Par Michel Durand-Wood.
C’est une initiative qui coûtera à la Province 165 millions $ pour six mois, ou 330 millions $ pour un an.
Pour une telle somme, on s’attendrait à ce que l’impact au niveau de l’individu soit impressionnant. Mais qu’en est-il vraiment?
Selon les données de Ressources naturelles Canada, le conducteur moyen au Manitoba ajoute 14 800 km à l’odomètre de sa voiture annuellement.
Cela veut dire que si votre voiture est une Ford F-150, avec une consommation de carburant de 10,7 L/100 km, vous brûlerez un peu moins de 1 584 L d’essence dans une année. La PPTE se chiffrant à 14 cents/L, votre économie annuelle sera d’environ 222 $, ou juste un peu plus que 4 $ par semaine.
Si votre voiture est plus économique en carburant qu’une F-150, vos économies seront plus basses. Si vous conduisez une voiture électrique, ou pas de voiture du tout, vos économies seront de zéro.
Loin d’avoir un impact impressionnant sur le coût de la vie, semblerait-il qu’il faudrait au moins deux semaines d’économies dans une F-150 avant de pouvoir même s’acheter une livre de beurre!
Est-ce qu’il y aurait une meilleure façon de dépenser 330 millions $ pour alléger le fardeau économique des ménages? Si je le demande en plein milieu d’une chronique, c’est que la réponse est oui.
Commençons à Winnipeg, d’où 200 millions $ de la PPTE proviennent, et seraient retournés.
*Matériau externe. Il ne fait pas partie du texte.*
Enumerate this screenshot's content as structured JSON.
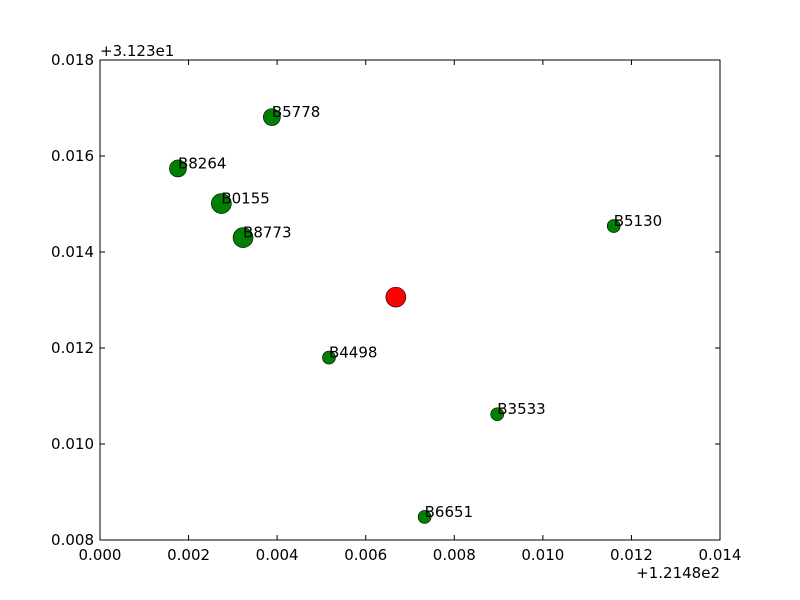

Il ne faudrait que 83 millions $ pour remplacer complètement le revenu provenant de tarifs payés par les passagers de la Winnipeg Transit. Cela veut dire qu’avec cette somme, la Ville pourrait offrir l’accès gratuit au transport public à tous pour une année. Et les 117 millions $ restants pourraient servir à améliorer la fréquence et la qualité du service par 50 %.
Puisque chaque kilomètre qu’on ne conduit PAS nous épargne 17 cents d’essence, si une personne décidait de laisser sa F-150 à la maison uniquement pour faire l’aller-retour à son travail, à 5 km de chez elle, en autobus, elle économiserait déjà le DOUBLE qu’avec la politique d’élimination de la PPTE. Et c’est sans compter les épargnes faites sur les coûts de maintien, de dépréciation, de stationnement, etc.
Et si une personne prenait déjà l’autobus, l’élimination du tarif à la porte d’entrée du bus lui donnerait une économie de plus de 30 $ par semaine! Là, on commence à parler de vraie salade!
En plus, pour ceux qui auparavant n’avaient les moyens de se payer ni voiture, ni transport en commun, cette approche leur donne maintenant accès à des opportunités économiques qui n’existaient pas pour eux avant. C’est une politique qui contribue à combattre la pauvreté.
Ça aiderait aussi à éliminer les confrontations entre conducteurs et passagers ne voulant pas payer, rendant ceci aussi un investissement dans la sécurité publique.
La réduction du nombre d’automobiles sur les routes aiderait à réduire l’usure de ces routes, pour laquelle la Province doit transmettre des fonds à la Ville annuellement. Donc, en plus d’être uneactionpourcontrerlechangement climatique, c’est aussi un investissement en infrastructure!
Sans oublier que puisque chaque voyage par transport public débute et se termine avec une courte marche entre l’arrêt et la destination, on ajouterait des milliers de pas par jour aux vies de milliers de Manitobains, ce qui, les études le démontrent, aurait un impact positif sur leur santé. C’est donc aussi un investissement en santé publique!
C’est un investissement qui donne, et donne, et redonne. Et qu’en est-il pour les gens à l’extérieur des centres urbains avec transport public? Pour eux, je suis d’accord qu’on pourrait bien leur payer la portion des 130 millions $ qui leur reviendrait.
Mais n’oublions pas qu’à cet instant, Éco-Ouest, l’AMBM et la Municipalité rurale de Piney mènent ensemble une étude de faisabilité sur le transport public au rural.
Compte tenu de tout ça, pourquoi le gouvernement continue t-il d’insister à nous acheter à coups de quatre piastres, plutôt que d’investir dans le transport public?